En un momento muy difícil de la vida, otro jefe me pregunto cómo estaba, a lo que le respondí: “bien”. Él me dijo: “Ve, -seguro sintiendo en mí lo contrario a mi respuesta-, esta persona te puede ayudar” y acto seguido me compartió el teléfono de un psicólogo. Lo llamé, fui, me senté en una silla, conversé, me dio un par de cachetadas de realidad que me salvaron la vida, y hoy cada vez que lo veo (por que sigo yendo) le agradezco a mi jefe este regalo y a mi psicólogo cada conversada, pues en esos mapas que me dio encontré la luz y la fuerza para seguir en este viaje maravilloso al que llamamos vida.

La amistad como red de seguridad

Ahora bien, no todo pasa en la consulta. A veces, basta una cerveza en un bar o un mensaje inesperado de un amigo que pregunta: “¿Cómo estás, de verdad?”. Porque en este juego de espejos en que vivimos, los amigos son esas superficies que nos reflejan lo que no queremos ver, pero necesitamos. Un buen amigo no te da consejos corporativos ni respuestas rápidas; te da preguntas. Y en esas preguntas, en ese espacio compartido, sucede algo que no encuentras en los manuales de Harvard: humanidad.

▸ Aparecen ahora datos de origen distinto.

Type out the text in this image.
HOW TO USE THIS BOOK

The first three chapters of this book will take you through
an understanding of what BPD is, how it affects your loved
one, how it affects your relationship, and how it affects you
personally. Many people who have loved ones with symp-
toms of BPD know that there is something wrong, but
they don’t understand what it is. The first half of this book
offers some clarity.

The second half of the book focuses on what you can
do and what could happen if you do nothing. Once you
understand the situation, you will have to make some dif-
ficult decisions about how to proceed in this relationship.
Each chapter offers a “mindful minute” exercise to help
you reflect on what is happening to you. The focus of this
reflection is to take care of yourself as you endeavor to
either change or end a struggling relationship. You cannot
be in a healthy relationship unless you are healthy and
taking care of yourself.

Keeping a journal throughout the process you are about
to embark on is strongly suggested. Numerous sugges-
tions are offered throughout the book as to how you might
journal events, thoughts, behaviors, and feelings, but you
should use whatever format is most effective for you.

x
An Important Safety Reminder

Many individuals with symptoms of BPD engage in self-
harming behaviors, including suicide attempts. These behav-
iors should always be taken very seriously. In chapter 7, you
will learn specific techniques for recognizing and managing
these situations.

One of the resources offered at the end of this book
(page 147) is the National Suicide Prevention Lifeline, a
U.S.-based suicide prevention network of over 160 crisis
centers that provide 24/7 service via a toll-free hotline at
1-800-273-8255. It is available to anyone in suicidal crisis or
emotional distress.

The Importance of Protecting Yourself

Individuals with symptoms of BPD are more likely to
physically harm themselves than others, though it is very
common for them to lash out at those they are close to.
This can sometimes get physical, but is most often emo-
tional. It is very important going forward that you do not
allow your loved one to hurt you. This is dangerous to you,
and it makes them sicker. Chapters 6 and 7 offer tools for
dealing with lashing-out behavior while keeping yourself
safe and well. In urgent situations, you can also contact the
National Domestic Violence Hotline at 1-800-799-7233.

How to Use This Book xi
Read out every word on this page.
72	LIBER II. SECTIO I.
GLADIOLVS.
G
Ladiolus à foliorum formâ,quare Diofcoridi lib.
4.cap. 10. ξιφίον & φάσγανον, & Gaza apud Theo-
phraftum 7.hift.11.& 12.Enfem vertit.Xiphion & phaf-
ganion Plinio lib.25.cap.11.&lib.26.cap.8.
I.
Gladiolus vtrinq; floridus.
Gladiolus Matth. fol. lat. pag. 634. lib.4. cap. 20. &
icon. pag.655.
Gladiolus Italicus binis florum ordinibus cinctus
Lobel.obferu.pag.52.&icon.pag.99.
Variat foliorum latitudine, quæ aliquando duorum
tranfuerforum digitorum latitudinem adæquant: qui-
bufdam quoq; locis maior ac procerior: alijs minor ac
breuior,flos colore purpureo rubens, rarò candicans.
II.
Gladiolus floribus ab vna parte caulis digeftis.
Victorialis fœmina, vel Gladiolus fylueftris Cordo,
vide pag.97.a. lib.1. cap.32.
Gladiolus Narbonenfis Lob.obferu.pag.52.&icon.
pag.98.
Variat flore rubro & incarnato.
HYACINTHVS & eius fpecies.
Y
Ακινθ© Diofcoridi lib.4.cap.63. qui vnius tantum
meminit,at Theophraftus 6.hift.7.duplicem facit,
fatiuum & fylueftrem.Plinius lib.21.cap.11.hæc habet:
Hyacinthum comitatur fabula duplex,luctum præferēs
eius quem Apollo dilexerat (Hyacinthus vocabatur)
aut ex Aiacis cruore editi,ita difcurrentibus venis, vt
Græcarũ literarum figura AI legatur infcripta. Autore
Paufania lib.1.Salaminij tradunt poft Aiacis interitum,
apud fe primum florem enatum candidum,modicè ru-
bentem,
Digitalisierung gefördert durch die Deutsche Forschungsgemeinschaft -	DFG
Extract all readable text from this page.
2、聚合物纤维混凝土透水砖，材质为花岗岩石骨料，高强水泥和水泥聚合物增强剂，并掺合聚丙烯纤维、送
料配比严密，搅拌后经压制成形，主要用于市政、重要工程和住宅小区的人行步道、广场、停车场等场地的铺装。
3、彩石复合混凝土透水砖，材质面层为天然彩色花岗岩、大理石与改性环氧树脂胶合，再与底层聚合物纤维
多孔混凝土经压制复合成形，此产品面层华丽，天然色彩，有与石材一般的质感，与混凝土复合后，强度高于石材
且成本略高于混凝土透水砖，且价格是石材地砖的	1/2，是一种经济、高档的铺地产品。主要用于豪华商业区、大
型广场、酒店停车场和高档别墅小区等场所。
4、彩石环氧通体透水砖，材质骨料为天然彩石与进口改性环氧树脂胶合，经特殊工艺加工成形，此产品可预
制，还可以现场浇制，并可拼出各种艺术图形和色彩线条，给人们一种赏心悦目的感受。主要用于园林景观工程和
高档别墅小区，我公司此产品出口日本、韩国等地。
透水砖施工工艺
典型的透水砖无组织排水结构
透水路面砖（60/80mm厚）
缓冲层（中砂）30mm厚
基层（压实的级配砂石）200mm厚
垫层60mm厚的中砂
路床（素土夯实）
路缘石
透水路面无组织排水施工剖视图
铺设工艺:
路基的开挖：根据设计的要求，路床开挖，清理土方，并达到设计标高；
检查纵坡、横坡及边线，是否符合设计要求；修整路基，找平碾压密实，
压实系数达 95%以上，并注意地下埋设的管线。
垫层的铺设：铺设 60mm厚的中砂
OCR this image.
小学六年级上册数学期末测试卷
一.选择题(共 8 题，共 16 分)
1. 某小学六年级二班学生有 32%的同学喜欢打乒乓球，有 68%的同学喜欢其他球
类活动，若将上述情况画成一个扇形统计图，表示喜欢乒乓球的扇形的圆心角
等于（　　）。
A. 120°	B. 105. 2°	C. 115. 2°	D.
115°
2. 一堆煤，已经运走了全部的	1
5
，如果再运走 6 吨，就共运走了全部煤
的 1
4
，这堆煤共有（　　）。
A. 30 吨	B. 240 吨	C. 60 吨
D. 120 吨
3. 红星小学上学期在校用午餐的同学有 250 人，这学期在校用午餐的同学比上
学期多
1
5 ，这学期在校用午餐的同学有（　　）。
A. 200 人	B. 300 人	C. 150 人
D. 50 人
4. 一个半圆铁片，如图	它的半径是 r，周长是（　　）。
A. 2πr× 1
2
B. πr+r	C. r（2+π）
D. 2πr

Sin embargo, ni la terapia ni la amistad pueden operar en un vacío. Hay una última capa, una que suena como un cliché pero que sigue siendo la base de todo: tú. Porque abrirse y ser vulnerable no es un acto de debilidad, sino de fortaleza radical. Significa que estás dispuesto a ser visto, con tus fracturas y tus brillos, con tus victorias y tus derrotas.

La empresa más importante: uno mismo

La ironía es que en los negocios hablamos de resiliencia como si fuera una metodología más, una casilla por completar en la lista de chequeo corporativo. Pero la resiliencia, en realidad, es el arte de caer sin perder el equilibrio interno. Y ese arte no se aprende en talleres de construcción de equipos ni con lluvia de ideas, se construye en los momentos más íntimos: cuando estás frente al espejo y decides no apartar la mirada.

Estas palabras no son ni una guía ni un manifiesto. Son una invitación, tal vez un aviso para dejar de hablar del éxito como algo externo y empezar a medirlo por la calidad de nuestras conversaciones internas. Porque en el mundo de metas trimestrales e indicadores lo que realmente importa no cabe en una hoja de cálculo: cabe en la paz de saber quién eres, en la alegría de compartirlo con otros y en el coraje de pedir ayuda cuando la necesitas, de identificar esos espejos rotos y preguntar varias veces, como lo hicieron mis jefes o mis amigos, pues seguro alguien de tu equipo o de tu círculo, necesita ese pequeño empujón para abrirse y poder volver a poner cada pieza en su lugar.

En el décimo piso, el dispensador de café sigue goteando. Marta ríe otra vez, pero esta vez no con la risa que hiela. Hoy, después de meses de posponerlo, hizo su primera cita con el psicólogo. Quizás el mundo no cambie por eso, pero el suyo, al menos, empieza a moverse en la dirección correcta. Y a veces, eso es todo lo que se necesita. Se aleja con su café mientas tararea la canción de Bob Marley que dice: “dont worry, about a thing, ´cause every little thing is gonna be alright!”